Yo sonreía porque nada
debía temer y, recibiendo cortésmente a aquellos caballeros, les dije que era
yo quien había gritado en medio del sueño; añadí que el viejo estaba de viaje y
conduje a los oficiales por toda la casa, invitándolos a buscar, a registrar
perfectamente. Al fin entré en su habitación y mostré sus tesoros,
completamente seguros y en el mejor orden. En el entusiasmo de mi confianza
ofrecí sillas a los visitantes para que descansaran un poco, mientras yo, con
la loca audacia de un triunfo completo, coloqué la mía en el sitio mismo donde
yacía el cadáver de la víctima.
Los oficiales quedaron
satisfechos y convencidos por mis modales; yo estaba muy tranquilo; se sentaron
y hablaron de cosas familiares, a las que contesté alegremente; mas al poco
tiempo me di cuenta de que yo palidecía y ansié la marcha de aquellos hombres.
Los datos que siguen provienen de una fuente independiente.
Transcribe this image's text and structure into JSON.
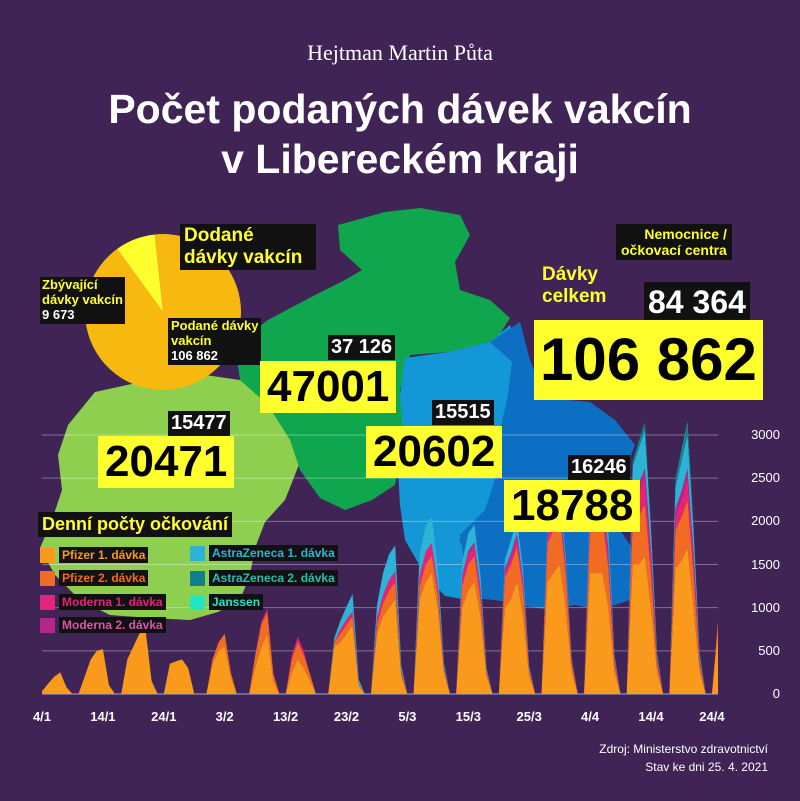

Me dolía la cabeza, me parecía que los oídos me zumbaban, pero los oficiales
continuaban sentados, hablando sin cesar. El zumbido se pronunció más,
persistiendo con mayor fuerza; me puse a charlar sin tregua para librarme de
aquella sensación, pero todo fue inútil y al fin descubrí que el rumor no se
producía en mis oídos.
Sin duda palidecí
entonces mucho, pero hablaba con más viveza todavía, alzando la voz, lo cual no
impedía que el sonido fuera en aumento. ¿Qué podía hacer yo? Era un rumor sordo, ahogado, frecuente, muy
análogo al que produciría un reloj envuelto en algodón. Respiré fatigosamente;
los oficiales no oían aún. Entonces hablé más aprisa, con mayor vehemencia,
pero el ruido aumentaba sin cesar.
Me levanté al punto y
comencé a discutir sobre varias nimiedades, en un diapasón muy alto y
gesticulando vivamente, mas el ruido acrecía. ¿Por qué no querían irse aquellos hombres? Aparentando que me exasperaban
sus observaciones, di varias vueltas de un lado a otro de la habitación, mas
el rumor iba en aumento. ¡Dios mío! ¿Qué podría hacer? La cólera me cegaba,
comencé a maldecir, agité la silla donde me había sentado haciéndola rechinar
sobre el suelo, pero el ruido dominaba siempre de una manera muy marcada... Y
los oficiales seguían hablando, bromeando y sonreían. ¿Sería posible que no
oyesen? ¡Dios todopoderoso! ¡No, no! ¡Oían! ¡Sospechaban, lo sabían todo, se
divertían con mi espanto! Lo creí y lo creo aún. Cualquier cosa era preferible
a semejante burla; no podía soportar más tiempo aquellas hipócritas sonrisas.
¡Comprendí que era preciso gritar o morir! Y cada vez más alto, ¿lo oís?, cada
vez más alto, ¡siempre más alto!
-¡Miserables! -exclamé.
No disimuléis más tiempo, confieso el crimen. ¡Arrancad esas tablas; ahí está,
ahí está! ¡Es el latido de su espantoso corazón!